I agree, Cap. The Republican Party is on the verge of collapse. But it will take lots of innocent people down with it.

jrkrideau said...

” When someone like Tanden is treated so differently — accusing her of disloyalty

I have read very little that was favourable about Tanden but the criticisms were basically the same as criticisms about many other candidates, that is, policy and performance based.

I have noticed that people in the USA are amazingly fast to call an opponent's loyalty into question and to attribute any and all evils to malignant FOREIGN plots and have been since roughly 1780(?). It often seems the default critique---sorry I don't remember the specific instances but this Harper's article The Paranoid Style in American Politics has some excellent examples. Ninety percent of the hysteria around Russiagate seems to be the same thing. Always blame a foreigner!

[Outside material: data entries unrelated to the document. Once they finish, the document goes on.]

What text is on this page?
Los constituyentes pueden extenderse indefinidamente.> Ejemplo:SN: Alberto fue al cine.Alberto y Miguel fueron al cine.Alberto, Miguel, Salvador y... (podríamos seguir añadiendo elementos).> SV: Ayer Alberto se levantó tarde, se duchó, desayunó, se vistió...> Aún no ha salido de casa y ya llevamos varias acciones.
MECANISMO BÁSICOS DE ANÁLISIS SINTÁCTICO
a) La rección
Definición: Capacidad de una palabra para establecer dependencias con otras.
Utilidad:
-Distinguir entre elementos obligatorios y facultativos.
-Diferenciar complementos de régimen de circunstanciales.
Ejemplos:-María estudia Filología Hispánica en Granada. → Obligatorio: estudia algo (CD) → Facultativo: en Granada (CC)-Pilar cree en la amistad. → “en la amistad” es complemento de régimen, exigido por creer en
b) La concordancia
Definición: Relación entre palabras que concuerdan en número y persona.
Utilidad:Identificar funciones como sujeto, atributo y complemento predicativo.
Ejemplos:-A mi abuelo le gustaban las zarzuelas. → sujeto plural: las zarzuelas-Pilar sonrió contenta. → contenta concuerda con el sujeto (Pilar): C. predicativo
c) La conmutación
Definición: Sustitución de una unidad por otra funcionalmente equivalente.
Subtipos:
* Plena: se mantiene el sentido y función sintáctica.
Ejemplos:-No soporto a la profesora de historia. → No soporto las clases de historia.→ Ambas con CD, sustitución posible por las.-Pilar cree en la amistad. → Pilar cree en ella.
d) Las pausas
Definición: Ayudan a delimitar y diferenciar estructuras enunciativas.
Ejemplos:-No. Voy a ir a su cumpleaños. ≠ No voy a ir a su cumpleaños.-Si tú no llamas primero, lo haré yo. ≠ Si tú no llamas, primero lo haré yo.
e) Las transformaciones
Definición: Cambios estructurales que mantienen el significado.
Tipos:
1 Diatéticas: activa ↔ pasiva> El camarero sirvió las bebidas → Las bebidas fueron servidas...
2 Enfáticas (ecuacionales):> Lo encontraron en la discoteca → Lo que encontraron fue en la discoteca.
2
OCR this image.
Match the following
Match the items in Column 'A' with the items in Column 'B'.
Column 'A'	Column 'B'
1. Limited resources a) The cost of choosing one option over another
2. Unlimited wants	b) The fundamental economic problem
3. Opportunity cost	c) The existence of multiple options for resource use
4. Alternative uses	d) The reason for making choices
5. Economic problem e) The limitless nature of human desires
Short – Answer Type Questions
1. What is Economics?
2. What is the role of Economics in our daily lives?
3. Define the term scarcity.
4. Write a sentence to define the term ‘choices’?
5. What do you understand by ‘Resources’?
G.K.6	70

Many US commentators discussing the Confederate statues issue usually call the various Confederate generals and politicians "traitors" and do not seem to realize that this means that George Washington and Benjamin Franklin also qualify.

I noticed that Derek Sloan did the same thing when slandering Dr Theresa Tam. The Cons have been sinking badly since the days of Joe Clark or even Brian Mulroney.

Owen Gray said...

The Party of Joe Clark and Brian Mulroney was the PROGRESSIVE Conservative Party, jrk. When Harper seized the reigns they dumped the word progressive. That tells you who they are.